Скитальцы (Личутин) - страница 34

– Старой бабки хвостик, все глодает кости да сидит на печи и грызет кирпичи.

– Ба-ба, – закричала Тайка и заревела в голос, тут уж ей вовсе обидно стало. – Чего они дразнятся? Ба-ба, возьми меня.

Баба Васеня проснулась, голова у нее тяжелая, как грузило: знать, задурило печным угаром. Она еще плохо соображала, что кричит меньшая, но уже по старой привычке причитать стала:

– И вздремнуть-то не дадут, несыти окаянные, хоть бы домовой вас к себе прибрал. И пошто девку забижаете, пошто вы спокойно жить-то не можете, глупы головы, темна сторона? Я вот возьму сейчас вожжи да как начну охаживать, – закончила баба Васеня уже тише, потому что пришла в себя и поняла, что больше не дадут соснуть.

– Ба-ба, киселя хотим, – заныли тонко девки.

– Я ужо вам не киселя, а березовой каши хорошей наварю да по заднице накладу, бесстыжие, совсем уговору на вас нету. Все отец слабину дает, попускает. Ты-то, Евстолья, уж совсем большая девка, скоро замуж пора, а как веретено, – бормотала баба Васеня, с печи слезала, надсадно кряхтя и постанывая, – видно, здорово разморили каленые кирпичи ее изработанное тело.

– Ну, кышьте на холодную половину. Наварю, дак позову, бат сама не съем. Да рубашонки-то не цапайте вверх, ведь большие, невесты скоро.

Девки убежали, перечить больше не стали, а Тайка стояла под образами, слезы высохли, и остались на щеках серые следочки, словно ползли из глаз две лесные улитки. Баба Васеня сняла Тайку на пол, костлявой рукой обжала, склонила свою голову с двумя тощими косичками перед Николаем Чудотворцем.
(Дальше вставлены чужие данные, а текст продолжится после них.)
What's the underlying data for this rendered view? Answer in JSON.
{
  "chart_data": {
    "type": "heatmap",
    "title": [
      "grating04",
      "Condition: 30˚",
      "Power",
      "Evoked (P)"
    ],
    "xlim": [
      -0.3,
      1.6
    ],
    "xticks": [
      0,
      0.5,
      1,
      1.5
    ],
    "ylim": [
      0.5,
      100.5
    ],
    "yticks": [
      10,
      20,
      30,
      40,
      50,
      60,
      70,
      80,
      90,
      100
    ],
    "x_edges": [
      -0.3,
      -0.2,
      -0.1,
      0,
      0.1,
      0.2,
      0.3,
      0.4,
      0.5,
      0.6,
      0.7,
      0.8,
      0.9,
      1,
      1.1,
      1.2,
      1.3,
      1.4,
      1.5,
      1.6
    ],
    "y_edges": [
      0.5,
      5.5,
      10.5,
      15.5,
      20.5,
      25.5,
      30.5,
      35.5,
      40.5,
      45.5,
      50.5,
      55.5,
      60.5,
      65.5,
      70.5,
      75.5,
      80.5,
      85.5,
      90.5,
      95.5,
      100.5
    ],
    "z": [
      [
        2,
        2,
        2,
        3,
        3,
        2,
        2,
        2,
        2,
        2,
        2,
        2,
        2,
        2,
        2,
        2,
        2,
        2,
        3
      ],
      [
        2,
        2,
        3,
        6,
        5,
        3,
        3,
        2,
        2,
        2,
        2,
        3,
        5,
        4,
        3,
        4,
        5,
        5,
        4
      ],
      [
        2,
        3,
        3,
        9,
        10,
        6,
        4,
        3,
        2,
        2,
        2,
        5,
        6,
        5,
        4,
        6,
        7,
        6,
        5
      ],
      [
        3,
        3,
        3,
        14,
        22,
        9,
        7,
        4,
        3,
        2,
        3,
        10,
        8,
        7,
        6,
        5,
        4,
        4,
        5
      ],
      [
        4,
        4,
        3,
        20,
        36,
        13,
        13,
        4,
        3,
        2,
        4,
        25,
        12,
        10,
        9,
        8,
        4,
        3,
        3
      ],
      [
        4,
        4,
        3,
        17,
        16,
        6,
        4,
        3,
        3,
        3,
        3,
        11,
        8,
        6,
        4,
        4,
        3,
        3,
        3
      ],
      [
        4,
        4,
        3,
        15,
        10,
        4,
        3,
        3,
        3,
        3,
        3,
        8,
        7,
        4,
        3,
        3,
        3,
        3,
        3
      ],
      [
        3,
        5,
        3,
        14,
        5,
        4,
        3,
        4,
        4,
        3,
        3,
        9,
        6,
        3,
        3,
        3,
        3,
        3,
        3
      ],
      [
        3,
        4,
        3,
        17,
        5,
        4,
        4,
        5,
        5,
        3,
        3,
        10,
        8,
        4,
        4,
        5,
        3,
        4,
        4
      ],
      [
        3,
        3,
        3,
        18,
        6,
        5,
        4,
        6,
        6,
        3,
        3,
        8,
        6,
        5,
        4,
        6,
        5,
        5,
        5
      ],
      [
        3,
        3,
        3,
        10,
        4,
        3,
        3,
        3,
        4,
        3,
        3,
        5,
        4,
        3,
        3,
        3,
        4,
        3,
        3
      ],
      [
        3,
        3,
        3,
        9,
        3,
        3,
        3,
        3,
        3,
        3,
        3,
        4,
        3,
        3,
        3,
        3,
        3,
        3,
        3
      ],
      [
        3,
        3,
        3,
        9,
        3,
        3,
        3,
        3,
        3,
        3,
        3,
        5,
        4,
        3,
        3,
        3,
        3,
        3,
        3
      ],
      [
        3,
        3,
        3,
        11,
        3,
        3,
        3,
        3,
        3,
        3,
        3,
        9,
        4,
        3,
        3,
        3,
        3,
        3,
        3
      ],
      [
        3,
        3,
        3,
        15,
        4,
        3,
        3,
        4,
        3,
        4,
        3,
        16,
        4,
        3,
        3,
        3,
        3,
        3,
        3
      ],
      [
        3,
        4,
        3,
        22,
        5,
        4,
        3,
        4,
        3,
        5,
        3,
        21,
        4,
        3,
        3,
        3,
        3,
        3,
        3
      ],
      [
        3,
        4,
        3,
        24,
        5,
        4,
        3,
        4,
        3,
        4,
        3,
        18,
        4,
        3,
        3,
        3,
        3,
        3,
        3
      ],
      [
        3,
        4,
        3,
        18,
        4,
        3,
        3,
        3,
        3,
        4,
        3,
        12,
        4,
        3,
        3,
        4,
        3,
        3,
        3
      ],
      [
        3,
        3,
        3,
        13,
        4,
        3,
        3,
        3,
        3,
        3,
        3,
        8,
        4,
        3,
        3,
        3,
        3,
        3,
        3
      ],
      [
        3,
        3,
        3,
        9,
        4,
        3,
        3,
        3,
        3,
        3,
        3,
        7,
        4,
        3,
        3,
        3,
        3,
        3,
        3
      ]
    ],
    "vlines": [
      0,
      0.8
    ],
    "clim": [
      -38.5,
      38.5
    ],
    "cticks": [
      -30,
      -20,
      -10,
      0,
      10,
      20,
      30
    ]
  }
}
– Осподи, пошто живем, на кой хрен живем?.. Ты погоди, Тайка, не щекоти старуху, – выпустила внучку, быстро навестила запечье, недолго копошилась, слышно было, как звякала бутылью, а когда вернулась к божнице, от нее опять несло полынью и чесноком.

– Андел мой, сохранитель мой, сохрани мою душу, скрепи сердце мое, враг-сотона, откачнись от меня, Спасова рука, Богородица сама...

– Баба, а это что? – перебила Тайка, но баба Васеня ткнула твердым пальцем по лбу, словно ожгла, и сразу закраснела и загудела голова.

– Ты, Тайка, бабу Васю слушайся. Я тебе не приневоливаю, ты мала-глупа, ум-от у тебя пока в ногах, но и в дела старших не встревай. – И опять зашепелявила беззубым ртом: – Стоят во граде три лика святых: Фома, да Лука, да Никита-великомученик, за нас Бога молят денну и нощну за грешную душу. Около нашего двора Иисусова молитва, Николина ограда, тын медный, ворота железны, аминем заперты, а на хоромах святая вода...

Баба Васеня говорит все глуше, словно засыхающий ручей на мшистых камнях, порой встрепенется, сухие косички вздрогнут над головой. В избе дремотно и сумрачно, скучно Тайке и одиноко, хочется бабины мышиные хвостики дернуть, но боится трепку получить, потому все стоит у окна, слушает, как егозят, топочут на повети девки да глухо льется на тесовые половицы мостков проливной дождь.